The entire cast of The Next Generation, with the notable exception of Denise Crosby, has appeared on Picard, including recurring characters like Guinan (Whoopi Goldberg) and early departures like Wesley Crusher (Wil Wheaton). Picard also includes Voyager regulars like Seven of Nine (Jeri Ryan) and Tuvok (Tim Russ), while Voyager veterans like Hologram Janeway (Kate Mulgrew), Captain Chakotay (Robert Beltran) and the EMH (Robert Picardo) appear as fixtures of Prodigy.

There are reasons why Deep Space Nine has not been mined as effectively as The Next Generation and Voyager. Several regular and recurring cast members have passed away, including Rene Auberjonois, Aron Eisenberg and Barry Jenner. Avery Brooks seems to enjoy his privacy, and has made it clear that he does not feel defined by his association with Star Trek. In some ways, it seems like Deep Space Nine is less popular with mainstream audiences than its two immediate siblings.

However, Deep Space Nine also had an inherently challenging relationship to the larger franchise, and so wouldn’t lend itself to such nostalgia comfort food. In the retrospective documentary What We Left Behind, the writers on Deep Space Nine reunited to pitch a hypothetical eighth season of the show. It seems safe to suggest that fans would have had an aneurysm if the revival had opened with the death of beloved character Nog (Eisenberg) on the orders of an organization led by Julian Bashir.

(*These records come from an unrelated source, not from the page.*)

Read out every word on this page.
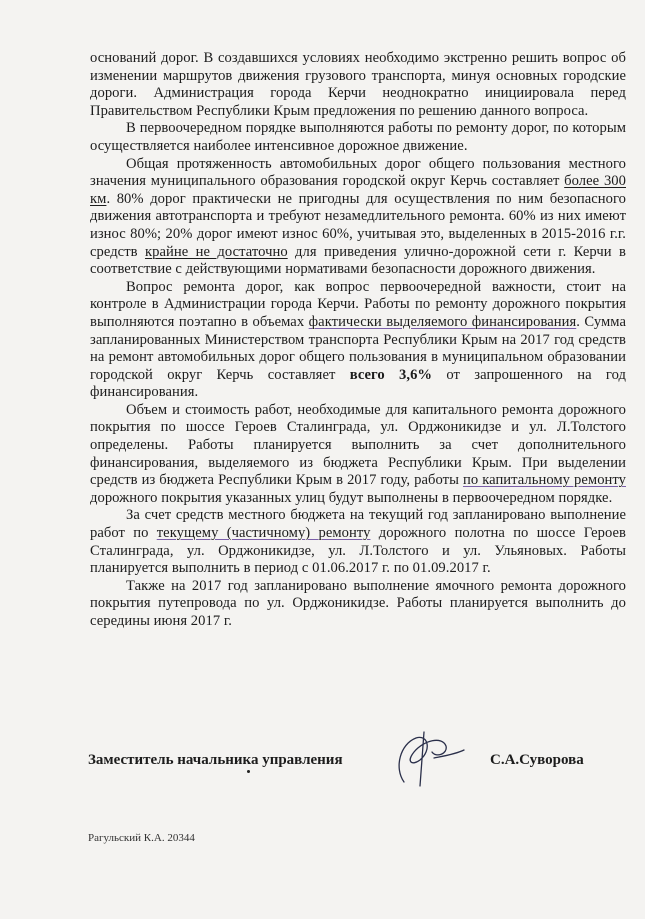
оснований дорог. В создавшихся условиях необходимо экстренно решить вопрос об изменении маршрутов движения грузового транспорта, минуя основных городские дороги. Администрация города Керчи неоднократно инициировала перед Правительством Республики Крым предложения по решению данного вопроса.

В первоочередном порядке выполняются работы по ремонту дорог, по которым осуществляется наиболее интенсивное дорожное движение.

Общая протяженность автомобильных дорог общего пользования местного значения муниципального образования городской округ Керчь составляет более 300 км. 80% дорог практически не пригодны для осуществления по ним безопасного движения автотранспорта и требуют незамедлительного ремонта. 60% из них имеют износ 80%; 20% дорог имеют износ 60%, учитывая это, выделенных в 2015-2016 г.г. средств крайне не достаточно для приведения улично-дорожной сети г. Керчи в соответствие с действующими нормативами безопасности дорожного движения.

Вопрос ремонта дорог, как вопрос первоочередной важности, стоит на контроле в Администрации города Керчи. Работы по ремонту дорожного покрытия выполняются поэтапно в объемах фактически выделяемого финансирования. Сумма запланированных Министерством транспорта Республики Крым на 2017 год средств на ремонт автомобильных дорог общего пользования в муниципальном образовании городской округ Керчь составляет всего 3,6% от запрошенного на год финансирования.

Объем и стоимость работ, необходимые для капитального ремонта дорожного покрытия по шоссе Героев Сталинграда, ул. Орджоникидзе и ул. Л.Толстого определены. Работы планируется выполнить за счет дополнительного финансирования, выделяемого из бюджета Республики Крым. При выделении средств из бюджета Республики Крым в 2017 году, работы по капитальному ремонту дорожного покрытия указанных улиц будут выполнены в первоочередном порядке.

За счет средств местного бюджета на текущий год запланировано выполнение работ по текущему (частичному) ремонту дорожного полотна по шоссе Героев Сталинграда, ул. Орджоникидзе, ул. Л.Толстого и ул. Ульяновых. Работы планируется выполнить в период с 01.06.2017 г. по 01.09.2017 г.

Также на 2017 год запланировано выполнение ямочного ремонта дорожного покрытия путепровода по ул. Орджоникидзе. Работы планируется выполнить до середины июня 2017 г.

Заместитель начальника управления	С.А.Суворова
Рагульский К.А. 20344
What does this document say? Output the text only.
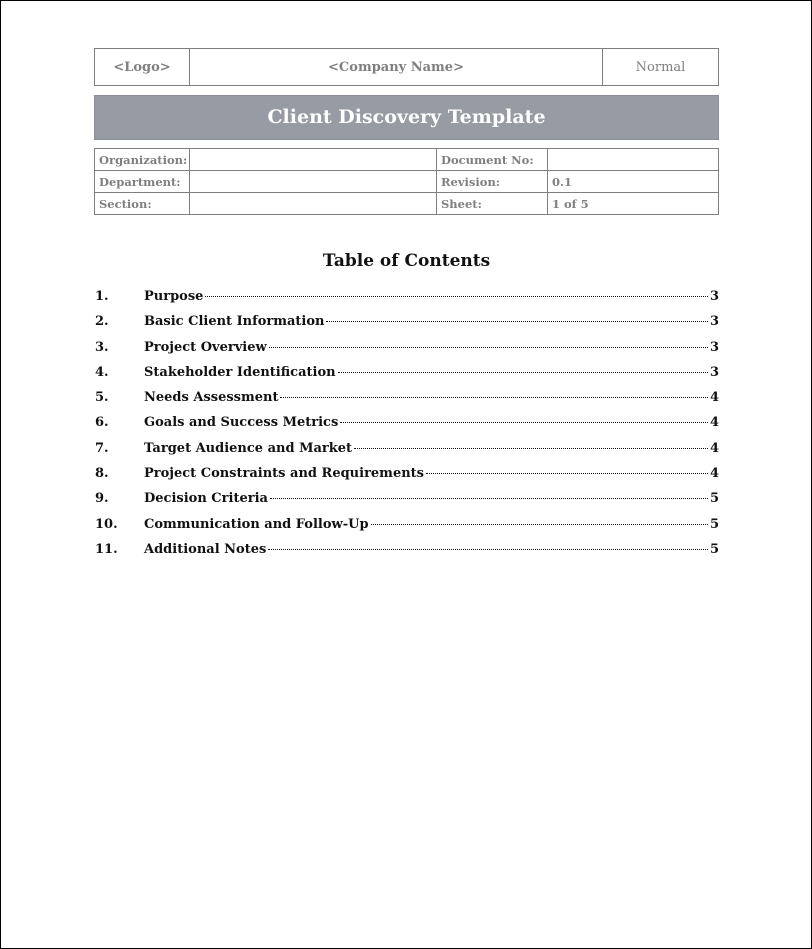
<Logo>	<Company Name>	Normal
Client Discovery Template
Organization:		Document No:	
Department:		Revision:	0.1
Section:		Sheet:	1 of 5
Table of Contents
1.	Purpose	3
2.	Basic Client Information	3
3.	Project Overview	3
4.	Stakeholder Identification	3
5.	Needs Assessment	4
6.	Goals and Success Metrics	4
7.	Target Audience and Market	4
8.	Project Constraints and Requirements	4
9.	Decision Criteria	5
10.	Communication and Follow-Up	5
11.	Additional Notes	5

Still, whatever the reasons, there is something oddly appealing in the fact that “What You Leave Behind” is actually and meaningfully an ending to Deep Space Nine, in a way that “All Good Things” is not an ending to The Next Generation or “Endgame” is not an ending to Voyager. At a time when franchises are no longer allowed to actually wrap up, when they exist largely to sell the audience on whatever the next thing might be, a definitive ending is a truly powerful thing.

Sometimes, you actually have to leave things behind.

Comments

Rev Zsaz

Thanks for this piece Darren. I've loved DS9 since I was a kid. I've seen it through several times and it still holds up in many ways. I agree that it really did need to end at some point and I liked how that happened. I also enjoy the series as its own piece and that the series hasn't been mined to hell and back for ghoulish cashgrabs. Cheers man 🍻 Hope you're well 🙏🏻

aaaaa

Darren apologies for the out of topic comment but the recent sidebar conversation on your most recent podcast about Westerns made me laugh so hard I almost hurt myself at the gym.

Jonny C

Thank you Darren. I didn’t watch DS9 till 5 years ago and was immediately floored. I watched B5 right afterwards and was blown away again. Both share similar premises but are marvelous examples of early attempts at non-serialized TV.

Darren Mooney

And somehow we end up talk about "the hotties of JAG." I do try to impose some order on the podcast.

Darren Mooney

I have never fully watched "Babylon 5." Never found the time, and I don't think it was ever easily available to stream over here in its remastered edition.